Inoltre c’è un altro elemento che la UGL considera prioritario nell’ambito della
questione della piena inclusione femminile nella società e nel mercato del lavoro:
l’inserimento della maternità nella fiscalità generale. Una “rivoluzione” che avrebbe
sicuramente un costo, ma avrebbe anche un significato importantissimo, perchè sarebbe
lo Stato e non l'impresa a riconoscere, anche in termini fiscali, il valore sociale della
maternità.
Invece non possiamo certo affrontare la questione chiedendo alle donne di andare in
pensione più tardi, offrendo in contraccambio di utilizzare le risorse che così si
risparmierebbero per realizzare più asili nido.
Questa è un’argomentazione poco convincente per la UGL.
Riforme delle pensioni, infatti, ne sono state fatte tante, elevando l'età pensionabile
non soltanto delle donne ma anche degli uomini, ed i risparmi che si sono ottenuti sono
stati maggiori rispetto a quelli previsti con l’eventuale allungamento dell’età lavorativa
delle donne nel pubblico impiego, ma quei reinvestimenti in quegli specifici settori nei
quali era stato promesso che ci sarebbero stati degli interventi non ci sono stati.
Occorre, inoltre, ricordare che troppo spesso, quando si parla di servizi per le donne e
per le famiglie, ci si limita ad esaminare la questione, importante ma non certo
esaustiva, dei nido per la prima infanzia.

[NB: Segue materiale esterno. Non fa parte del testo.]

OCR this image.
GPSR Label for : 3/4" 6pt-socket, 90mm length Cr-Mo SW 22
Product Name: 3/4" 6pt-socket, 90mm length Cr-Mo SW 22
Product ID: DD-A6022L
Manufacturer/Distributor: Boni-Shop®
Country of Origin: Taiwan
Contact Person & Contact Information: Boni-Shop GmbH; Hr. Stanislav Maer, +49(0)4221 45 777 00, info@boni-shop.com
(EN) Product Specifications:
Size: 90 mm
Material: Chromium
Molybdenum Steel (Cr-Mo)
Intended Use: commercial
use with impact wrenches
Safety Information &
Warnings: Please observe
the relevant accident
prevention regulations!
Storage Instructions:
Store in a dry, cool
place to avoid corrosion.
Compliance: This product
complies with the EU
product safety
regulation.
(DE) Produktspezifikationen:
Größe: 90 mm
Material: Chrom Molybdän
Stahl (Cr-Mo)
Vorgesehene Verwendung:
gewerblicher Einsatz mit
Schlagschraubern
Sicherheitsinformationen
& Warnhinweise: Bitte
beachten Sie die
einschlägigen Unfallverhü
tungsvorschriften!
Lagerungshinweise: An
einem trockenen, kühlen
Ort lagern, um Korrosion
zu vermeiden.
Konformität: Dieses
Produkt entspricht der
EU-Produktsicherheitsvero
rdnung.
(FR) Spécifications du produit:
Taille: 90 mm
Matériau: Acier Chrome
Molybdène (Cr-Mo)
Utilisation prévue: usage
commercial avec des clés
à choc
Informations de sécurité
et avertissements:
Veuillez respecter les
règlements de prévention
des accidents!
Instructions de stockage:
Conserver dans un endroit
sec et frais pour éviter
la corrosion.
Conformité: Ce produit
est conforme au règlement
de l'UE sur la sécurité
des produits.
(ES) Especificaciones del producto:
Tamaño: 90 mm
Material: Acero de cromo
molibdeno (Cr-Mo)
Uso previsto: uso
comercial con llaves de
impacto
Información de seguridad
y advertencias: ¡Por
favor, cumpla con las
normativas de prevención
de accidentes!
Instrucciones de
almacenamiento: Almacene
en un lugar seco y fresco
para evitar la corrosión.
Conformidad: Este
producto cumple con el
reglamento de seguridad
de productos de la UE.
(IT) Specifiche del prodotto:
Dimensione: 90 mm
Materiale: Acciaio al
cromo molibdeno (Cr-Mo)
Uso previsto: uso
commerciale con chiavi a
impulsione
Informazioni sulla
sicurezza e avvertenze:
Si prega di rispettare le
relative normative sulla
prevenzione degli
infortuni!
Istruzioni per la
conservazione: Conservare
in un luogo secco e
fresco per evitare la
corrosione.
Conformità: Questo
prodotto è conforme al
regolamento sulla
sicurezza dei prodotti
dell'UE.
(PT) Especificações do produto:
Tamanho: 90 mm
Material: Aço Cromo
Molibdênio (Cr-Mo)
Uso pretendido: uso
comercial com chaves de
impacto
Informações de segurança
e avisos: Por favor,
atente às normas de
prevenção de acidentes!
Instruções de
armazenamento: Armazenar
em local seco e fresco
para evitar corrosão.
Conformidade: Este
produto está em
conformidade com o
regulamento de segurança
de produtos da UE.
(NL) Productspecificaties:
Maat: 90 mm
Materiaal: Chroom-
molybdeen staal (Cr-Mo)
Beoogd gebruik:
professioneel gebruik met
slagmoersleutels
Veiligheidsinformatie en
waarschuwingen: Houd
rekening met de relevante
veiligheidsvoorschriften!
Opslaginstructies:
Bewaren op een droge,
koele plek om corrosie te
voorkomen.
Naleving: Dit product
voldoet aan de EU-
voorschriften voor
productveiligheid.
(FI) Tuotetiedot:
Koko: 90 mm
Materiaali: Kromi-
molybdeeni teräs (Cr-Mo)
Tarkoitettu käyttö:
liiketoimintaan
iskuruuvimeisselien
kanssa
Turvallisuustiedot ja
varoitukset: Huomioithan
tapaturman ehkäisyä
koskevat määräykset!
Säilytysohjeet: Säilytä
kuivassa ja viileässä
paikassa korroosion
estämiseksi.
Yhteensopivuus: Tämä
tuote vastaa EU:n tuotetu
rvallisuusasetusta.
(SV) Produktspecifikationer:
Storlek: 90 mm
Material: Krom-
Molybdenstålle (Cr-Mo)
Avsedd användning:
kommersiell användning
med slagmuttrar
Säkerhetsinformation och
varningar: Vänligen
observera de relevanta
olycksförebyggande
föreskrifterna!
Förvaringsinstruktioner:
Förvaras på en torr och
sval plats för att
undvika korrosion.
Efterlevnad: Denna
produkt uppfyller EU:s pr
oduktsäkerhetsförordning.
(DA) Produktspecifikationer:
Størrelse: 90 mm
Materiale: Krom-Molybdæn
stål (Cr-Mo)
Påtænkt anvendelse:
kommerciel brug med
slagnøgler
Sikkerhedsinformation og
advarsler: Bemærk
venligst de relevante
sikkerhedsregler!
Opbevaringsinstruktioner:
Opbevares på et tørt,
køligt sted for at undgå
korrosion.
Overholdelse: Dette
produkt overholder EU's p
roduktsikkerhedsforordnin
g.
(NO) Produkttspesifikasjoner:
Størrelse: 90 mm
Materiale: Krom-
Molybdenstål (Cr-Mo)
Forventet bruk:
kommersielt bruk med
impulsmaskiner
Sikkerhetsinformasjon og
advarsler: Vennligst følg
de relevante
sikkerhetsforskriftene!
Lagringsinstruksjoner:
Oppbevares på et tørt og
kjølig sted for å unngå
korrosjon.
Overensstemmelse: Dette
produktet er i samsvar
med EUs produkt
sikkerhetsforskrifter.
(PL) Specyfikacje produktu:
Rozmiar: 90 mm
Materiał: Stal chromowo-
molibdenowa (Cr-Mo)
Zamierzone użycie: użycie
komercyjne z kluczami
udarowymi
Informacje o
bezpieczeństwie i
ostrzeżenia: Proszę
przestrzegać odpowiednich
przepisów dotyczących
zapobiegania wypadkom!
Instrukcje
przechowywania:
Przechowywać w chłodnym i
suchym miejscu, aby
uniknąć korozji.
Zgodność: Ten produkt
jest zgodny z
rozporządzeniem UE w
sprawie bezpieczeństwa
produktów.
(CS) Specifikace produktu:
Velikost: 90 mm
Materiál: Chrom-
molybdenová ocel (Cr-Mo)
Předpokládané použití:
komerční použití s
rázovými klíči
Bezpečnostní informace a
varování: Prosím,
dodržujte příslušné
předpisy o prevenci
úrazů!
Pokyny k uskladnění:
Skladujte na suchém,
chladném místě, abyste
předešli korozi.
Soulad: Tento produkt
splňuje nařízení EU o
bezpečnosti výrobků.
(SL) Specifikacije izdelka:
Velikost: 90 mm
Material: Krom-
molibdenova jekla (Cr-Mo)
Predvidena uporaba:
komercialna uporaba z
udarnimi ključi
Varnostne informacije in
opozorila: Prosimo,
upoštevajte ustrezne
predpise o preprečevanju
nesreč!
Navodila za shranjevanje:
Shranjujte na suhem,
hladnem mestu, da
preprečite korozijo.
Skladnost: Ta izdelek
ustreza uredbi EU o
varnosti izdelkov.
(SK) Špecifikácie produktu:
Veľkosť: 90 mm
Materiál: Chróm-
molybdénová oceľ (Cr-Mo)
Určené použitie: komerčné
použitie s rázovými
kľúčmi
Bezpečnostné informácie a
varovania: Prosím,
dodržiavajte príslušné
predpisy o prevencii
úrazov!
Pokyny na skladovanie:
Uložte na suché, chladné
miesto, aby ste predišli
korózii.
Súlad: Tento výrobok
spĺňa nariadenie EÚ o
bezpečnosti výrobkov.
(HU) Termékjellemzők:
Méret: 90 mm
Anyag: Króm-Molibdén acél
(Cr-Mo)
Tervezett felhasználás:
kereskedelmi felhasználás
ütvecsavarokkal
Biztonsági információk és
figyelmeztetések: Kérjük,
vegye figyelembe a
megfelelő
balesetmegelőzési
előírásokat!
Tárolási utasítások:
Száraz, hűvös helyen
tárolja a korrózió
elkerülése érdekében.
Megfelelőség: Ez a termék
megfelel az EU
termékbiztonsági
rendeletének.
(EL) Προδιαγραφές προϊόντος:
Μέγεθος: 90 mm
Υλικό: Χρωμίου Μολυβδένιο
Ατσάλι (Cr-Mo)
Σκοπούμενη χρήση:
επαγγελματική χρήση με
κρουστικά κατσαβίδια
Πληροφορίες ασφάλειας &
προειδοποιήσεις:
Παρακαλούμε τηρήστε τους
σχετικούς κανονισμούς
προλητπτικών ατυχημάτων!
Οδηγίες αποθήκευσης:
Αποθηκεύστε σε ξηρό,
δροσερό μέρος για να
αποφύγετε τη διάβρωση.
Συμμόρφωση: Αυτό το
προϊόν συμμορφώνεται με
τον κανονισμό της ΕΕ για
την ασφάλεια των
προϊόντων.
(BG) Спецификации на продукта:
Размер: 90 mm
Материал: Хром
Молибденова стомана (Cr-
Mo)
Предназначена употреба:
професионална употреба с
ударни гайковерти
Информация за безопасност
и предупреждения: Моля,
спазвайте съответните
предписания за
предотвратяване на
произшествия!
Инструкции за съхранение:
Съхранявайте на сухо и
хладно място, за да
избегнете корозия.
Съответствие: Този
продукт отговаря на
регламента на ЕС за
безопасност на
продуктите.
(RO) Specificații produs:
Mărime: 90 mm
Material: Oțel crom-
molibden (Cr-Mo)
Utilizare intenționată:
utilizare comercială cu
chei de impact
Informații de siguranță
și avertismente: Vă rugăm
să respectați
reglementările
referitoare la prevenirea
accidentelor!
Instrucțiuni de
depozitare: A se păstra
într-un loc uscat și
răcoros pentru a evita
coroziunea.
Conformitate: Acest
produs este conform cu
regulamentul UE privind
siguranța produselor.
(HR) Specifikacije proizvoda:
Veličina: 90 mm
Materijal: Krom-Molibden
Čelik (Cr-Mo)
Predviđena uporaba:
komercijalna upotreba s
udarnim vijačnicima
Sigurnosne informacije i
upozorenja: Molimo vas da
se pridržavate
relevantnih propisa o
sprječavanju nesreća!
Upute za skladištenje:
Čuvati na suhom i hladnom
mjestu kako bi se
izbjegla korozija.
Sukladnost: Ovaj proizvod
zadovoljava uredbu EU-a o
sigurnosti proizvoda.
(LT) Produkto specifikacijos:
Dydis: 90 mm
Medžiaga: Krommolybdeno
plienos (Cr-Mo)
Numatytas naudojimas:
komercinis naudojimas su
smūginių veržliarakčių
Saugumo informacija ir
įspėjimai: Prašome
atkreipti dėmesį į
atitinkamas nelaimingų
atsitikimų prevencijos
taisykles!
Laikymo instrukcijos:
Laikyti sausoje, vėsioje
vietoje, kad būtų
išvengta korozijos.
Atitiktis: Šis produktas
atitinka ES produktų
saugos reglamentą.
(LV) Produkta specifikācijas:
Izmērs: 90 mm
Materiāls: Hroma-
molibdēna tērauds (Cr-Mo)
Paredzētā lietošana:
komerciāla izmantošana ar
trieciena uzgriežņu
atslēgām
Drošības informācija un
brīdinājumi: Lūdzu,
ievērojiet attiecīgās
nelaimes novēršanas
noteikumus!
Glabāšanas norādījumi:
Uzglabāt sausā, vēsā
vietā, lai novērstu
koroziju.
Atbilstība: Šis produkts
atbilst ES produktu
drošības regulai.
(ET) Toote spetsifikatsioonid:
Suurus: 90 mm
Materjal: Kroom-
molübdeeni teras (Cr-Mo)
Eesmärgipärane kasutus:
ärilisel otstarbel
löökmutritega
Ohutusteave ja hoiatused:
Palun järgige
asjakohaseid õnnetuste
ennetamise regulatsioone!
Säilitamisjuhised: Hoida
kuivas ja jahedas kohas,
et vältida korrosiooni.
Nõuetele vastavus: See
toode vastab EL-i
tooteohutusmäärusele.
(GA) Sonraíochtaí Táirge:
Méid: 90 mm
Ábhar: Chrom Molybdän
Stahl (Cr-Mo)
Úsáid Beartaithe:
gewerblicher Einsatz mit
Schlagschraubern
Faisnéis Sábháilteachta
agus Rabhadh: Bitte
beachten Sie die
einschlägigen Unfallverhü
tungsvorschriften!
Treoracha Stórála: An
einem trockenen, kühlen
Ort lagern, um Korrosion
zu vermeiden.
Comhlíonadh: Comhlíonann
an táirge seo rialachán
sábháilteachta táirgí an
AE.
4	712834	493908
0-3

Le famiglie necessitano di molti altri servizi, oltre ai nidI per la prima infanzia, per poter
affrontare serenamente le richieste, sempre più pressanti, del mercato del lavoro:
dall’organizzazione dei tempi della città (orari degli uffici pubblici, delle scuole e degli
esercizi commerciali, servizi di trasporto), ai servizi di assistenza all’infanzia ed
all’adolescenza, dal sostegno per i non autosufficienti, giovani e non, al supporto per
contrastare le devianze.
Tutti elementi necessari al fine di sostenere le famiglie e per favorire concretamente
l’occupazione femminile ed al fine di rendere le donne pronte e disponibili a dedicare
più tempo al lavoro.
Nel complesso la possibilità di uscire prima dal mercato del lavoro nel nostro Paese è
uno dei pochi riconoscimenti concessi alle donne, data la difficoltà di occuparsi
contemporaneamente del lavoro e degli aspetti familiari, una delle poche
“discriminazioni positive” rispetto alle, moltissime, discriminazioni negative. Il nostro
Paese si deve necessariamente occupare di risolvere queste ultime prima di poter
pensare di eliminare le prime, altrimenti sarà ancora maggiore l’esclusione sociale
femminile.
Molti dati attestano l’arretratezza italiana nel tema delle pari opportunità, fra questi il
recente Rapporto sul divario di genere nel 2008 del World Economic Forum (presentato
lo scorso dicembre) su 130 paesi, che rappresentano il 90% della popolazione mondiale,
ha, ad esempio collocato l’Italia al 67° posto (con un miglioramento rispetto al 2007),
con un dato negativo particolare proprio relativo alla vita economica ed al lavoro,
settore nel quale l’Italia si è classificata 85ª. Questa classifica, come molte altre
riguardanti le donne - sull’occupazione femminile, la rappresentanza nei luoghi
decisionali (istituzioni, partiti, consigli d’amministrazione, ecc.), il tasso di povertà etc.
– offre una eloquente dimostrazione del fatto che il nostro Paese ha ancora moltissime
lacune da colmare nei confronti delle donne.